Tuesday, 16 August 2022

Indian-origin researcher developed a wearable vapour sensor

30 November -0001 | News | By BioSpectrum Bureau

Indian-origin researcher developed a wearable vapour sensor

The sensor could detect nitric oxide and oxygen

The sensor could detect nitric oxide and oxygen

Researchers at the University of Michigan including one of Indian-origin, are developing a new wearable vapour sensor that could offer continuous disease monitoring for patients with diabetes, high blood pressure, anemia or lung disease. The new sensor can detect airborne chemicals either exhaled or released through the skin.

It would likely be the first wearable to pick up a broad array of chemical, rather than physical, attributes, researchers said.

"Each of the diseases has its own biomarkers that the device would be able to sense. For diabetes, acetone is a marker, for example," said Mr Sherman Fan, a professor of biomedical engineering.

Other chemicals it could detect include nitric oxide and oxygen, abnormal levels of which can point to conditions such as high blood pressure, anemia or lung disease.

Mr Fan is developing the sensor with Mr Zhaohui Zhong, an associate professor of electrical and computer engineering, and Mr Girish Kulkarni, a doctoral candidate in electrical engineering.

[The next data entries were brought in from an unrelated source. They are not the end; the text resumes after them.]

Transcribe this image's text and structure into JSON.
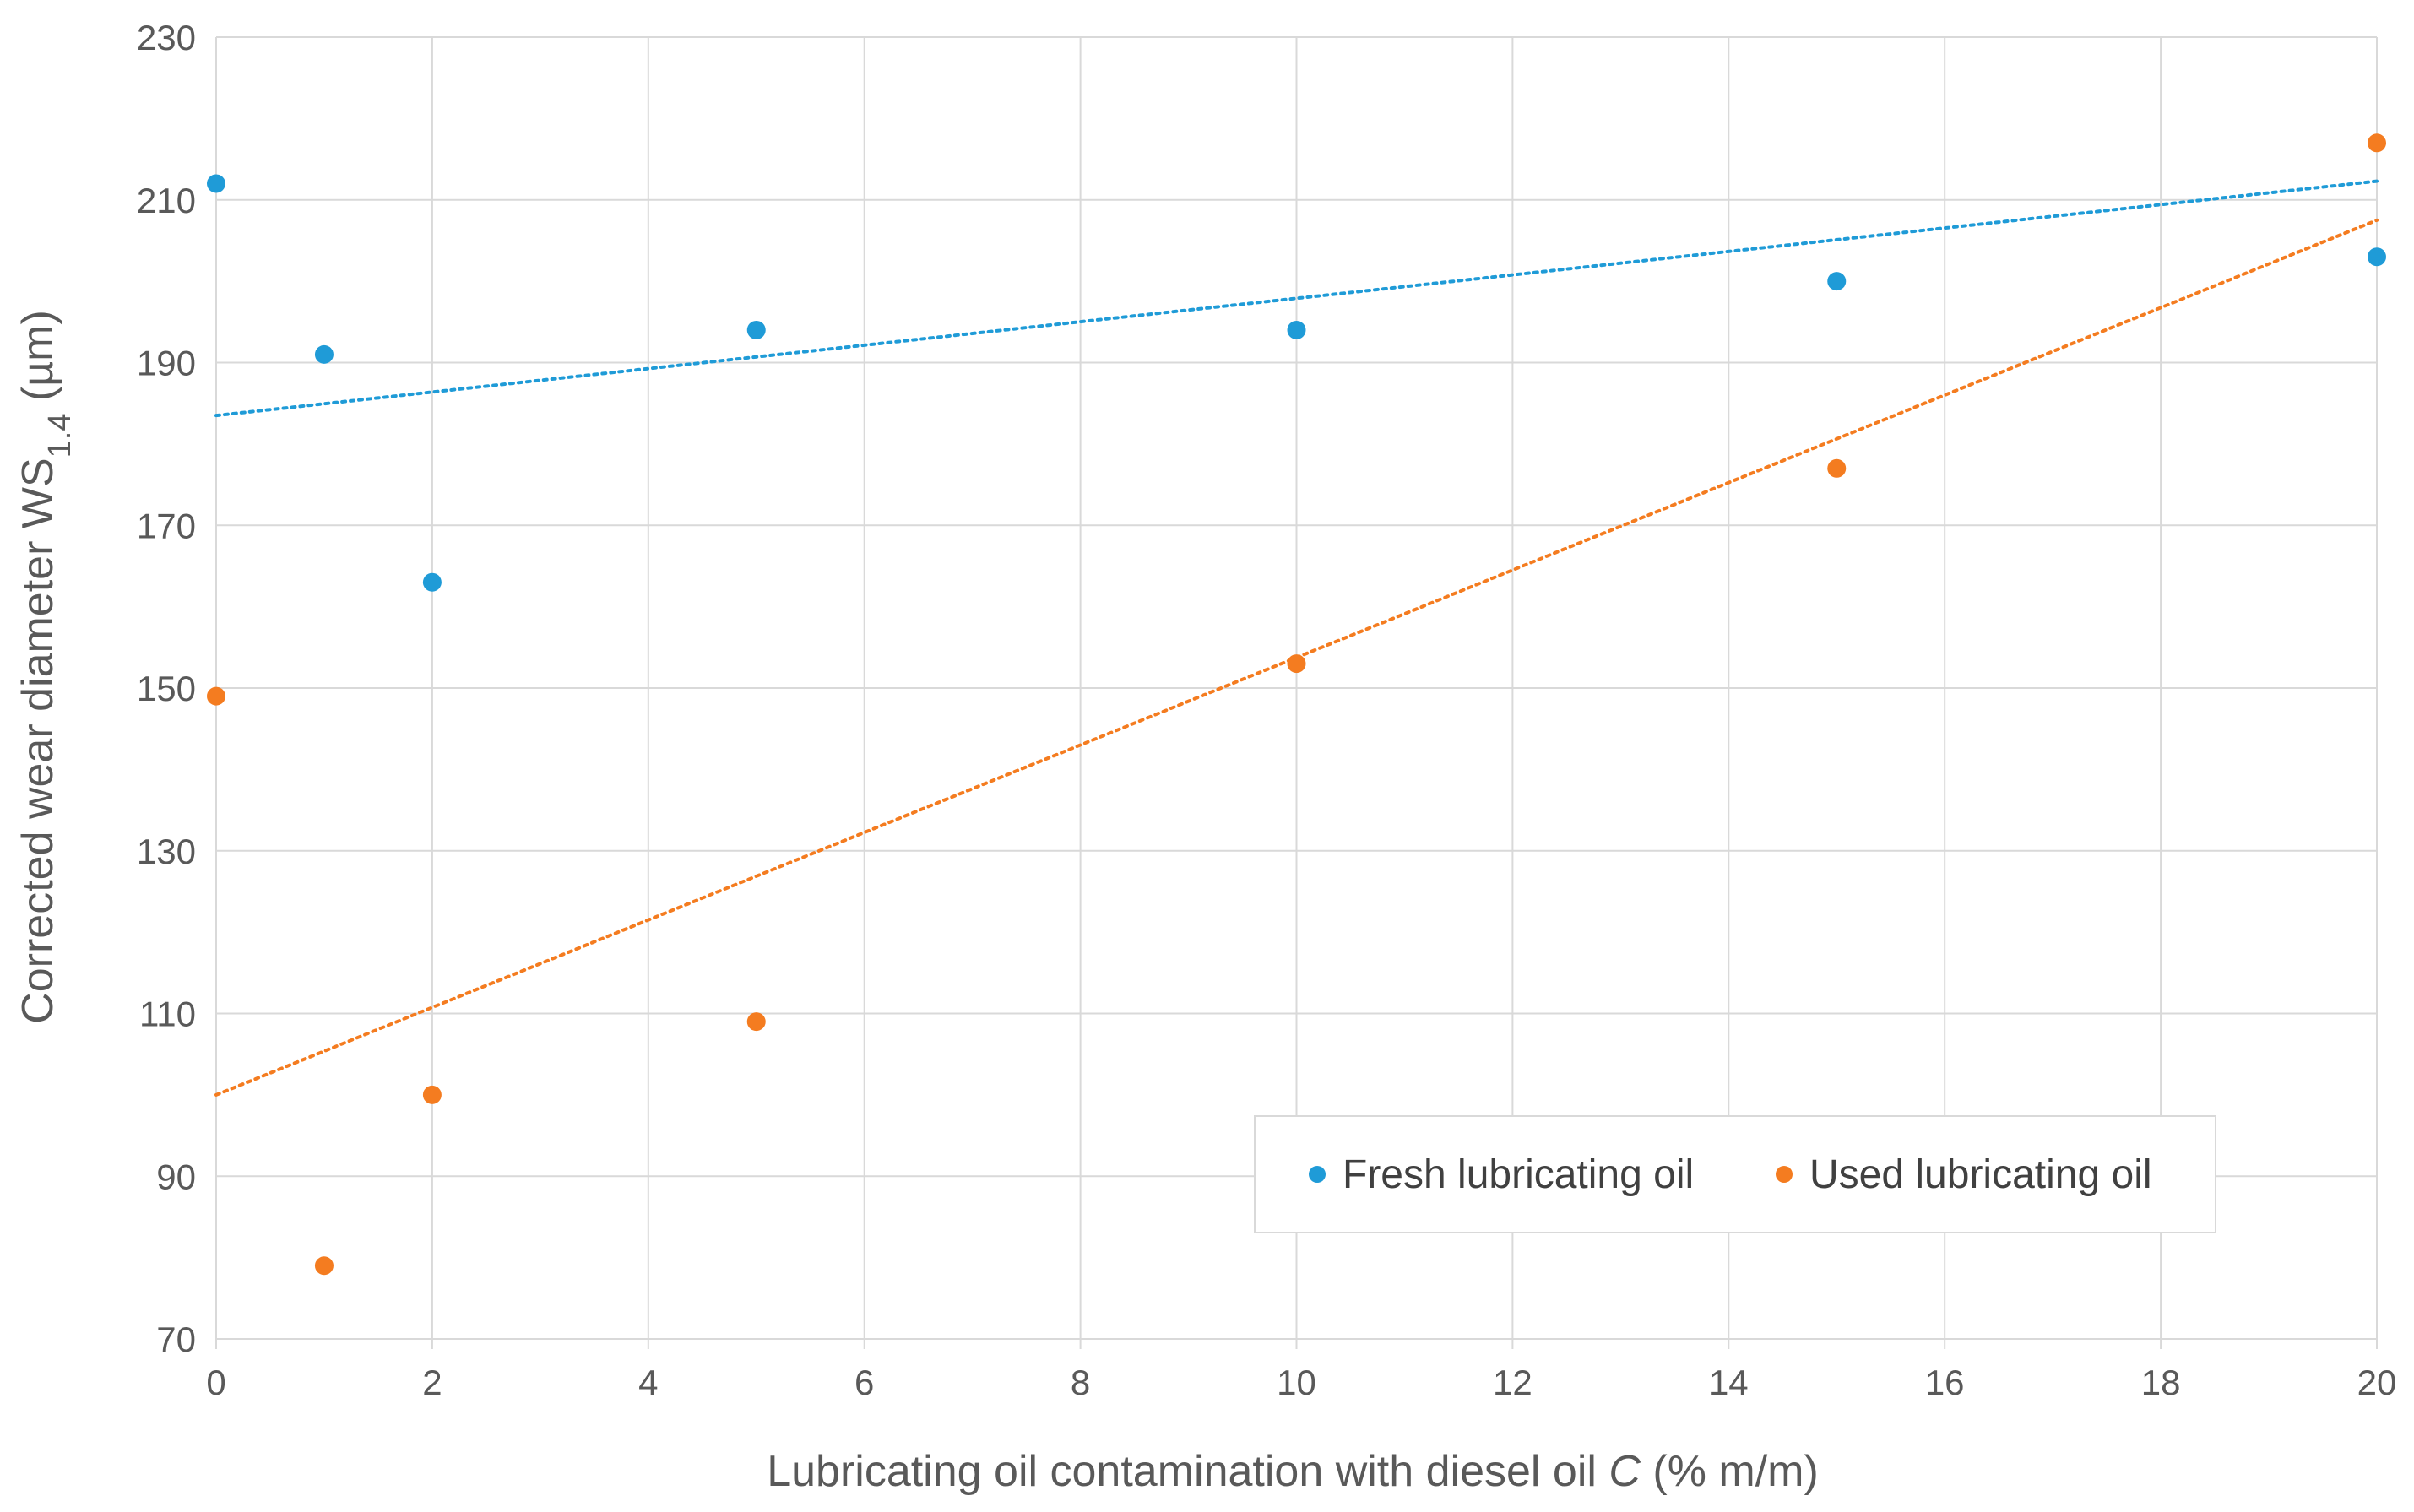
{
  "chart_data": {
    "type": "scatter",
    "title": "",
    "xlabel": {
      "text": "Lubricating oil contamination with diesel oil ",
      "variable": "C",
      "unit": " (% m/m)"
    },
    "ylabel": {
      "text": "Corrected wear diameter WS",
      "subscript": "1.4",
      "unit": " (µm)"
    },
    "xlim": [
      0,
      20
    ],
    "ylim": [
      70,
      230
    ],
    "xticks": [
      0,
      2,
      4,
      6,
      8,
      10,
      12,
      14,
      16,
      18,
      20
    ],
    "yticks": [
      70,
      90,
      110,
      130,
      150,
      170,
      190,
      210,
      230
    ],
    "grid": true,
    "legend_position": "bottom-right",
    "series": [
      {
        "name": "Fresh lubricating oil",
        "color": "#1f9bd7",
        "x": [
          0,
          1,
          2,
          5,
          10,
          15,
          20
        ],
        "y": [
          212,
          191,
          163,
          194,
          194,
          200,
          203
        ],
        "trendline": {
          "type": "linear",
          "style": "dotted",
          "x": [
            0,
            20
          ],
          "y": [
            183.5,
            212.3
          ]
        }
      },
      {
        "name": "Used lubricating oil",
        "color": "#f47c20",
        "x": [
          0,
          1,
          2,
          5,
          10,
          15,
          20
        ],
        "y": [
          149,
          79,
          100,
          109,
          153,
          177,
          217
        ],
        "trendline": {
          "type": "linear",
          "style": "dotted",
          "x": [
            0,
            20
          ],
          "y": [
            100,
            207.5
          ]
        }
      }
    ]
  }
}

The researchers said their device is faster, smaller and more reliable than its counterparts, which today are much too big to be wearable.

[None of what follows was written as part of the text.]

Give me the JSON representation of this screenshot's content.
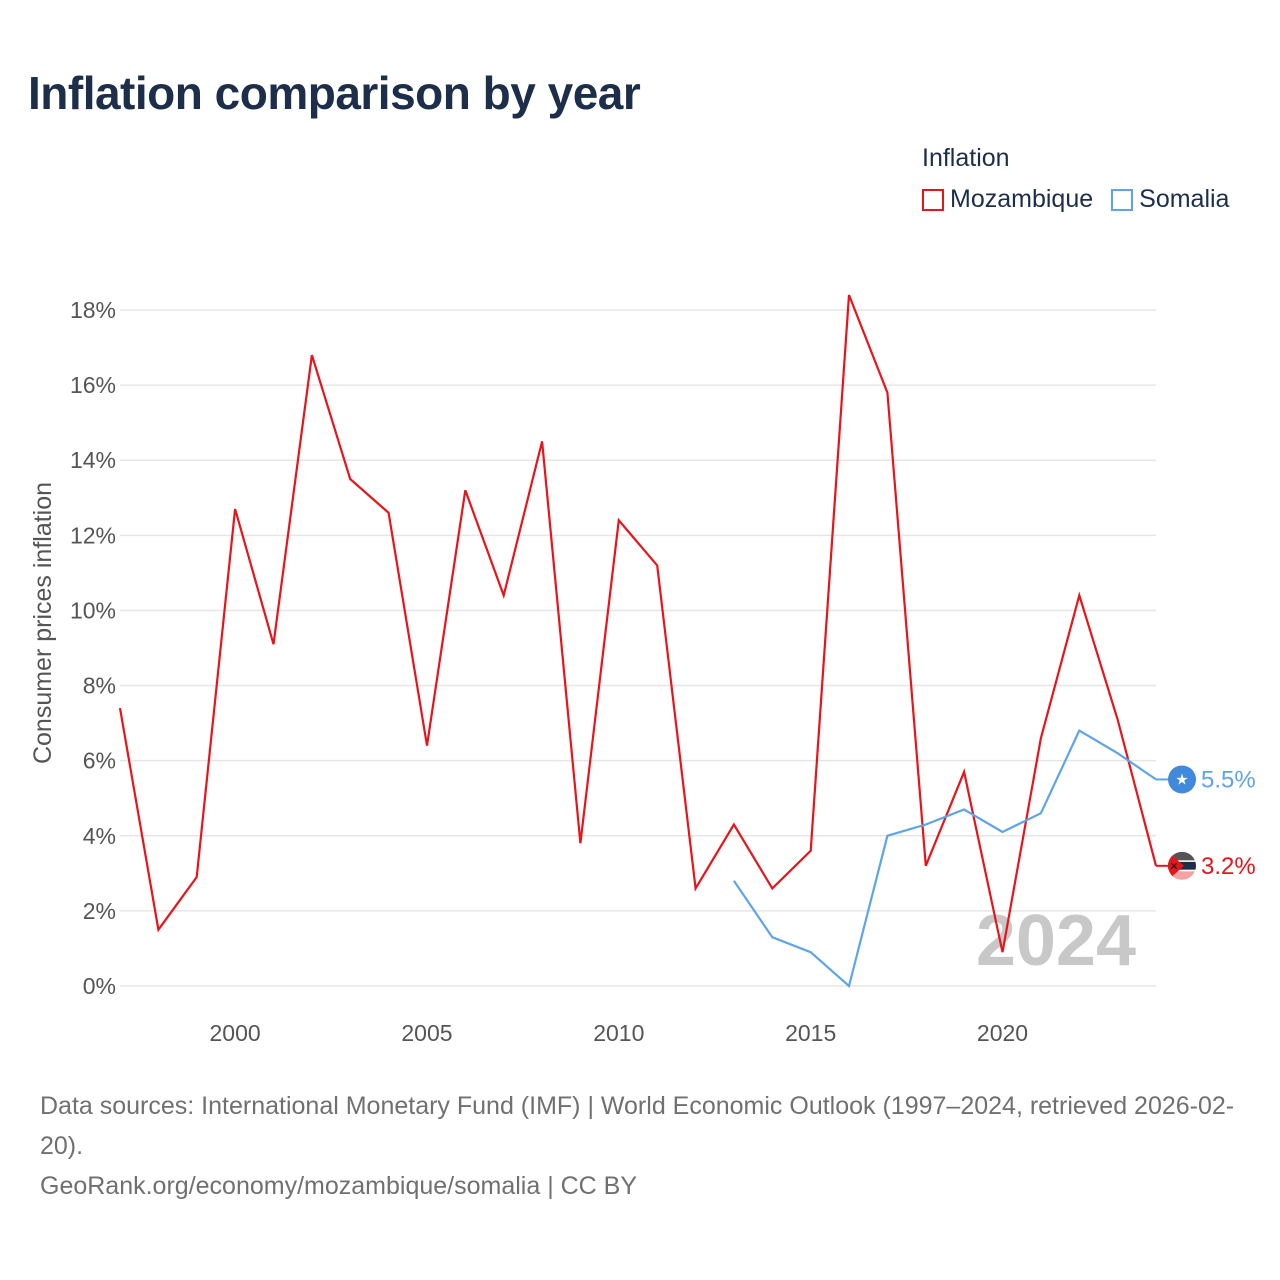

"Nanoelectronic sensors typically depend on detecting charge transfer between the sensor and a molecule in air or in solution," Mr Kulkarni said.


"Instead of detecting molecular charge, we use a technique called heterodyne mixing, in which we look at the interaction between the dipoles associated with these molecules and the nanosensor at high frequencies," he added.

This technique, made possible through the use of graphene, results in extremely fast response times of tenths of a second, as opposed to the tens or hundreds of seconds typical in existing technology.

It also dramatically increases the device's sensitivity. The sensor can detect molecules in sample sizes at a ratio of several parts per billion.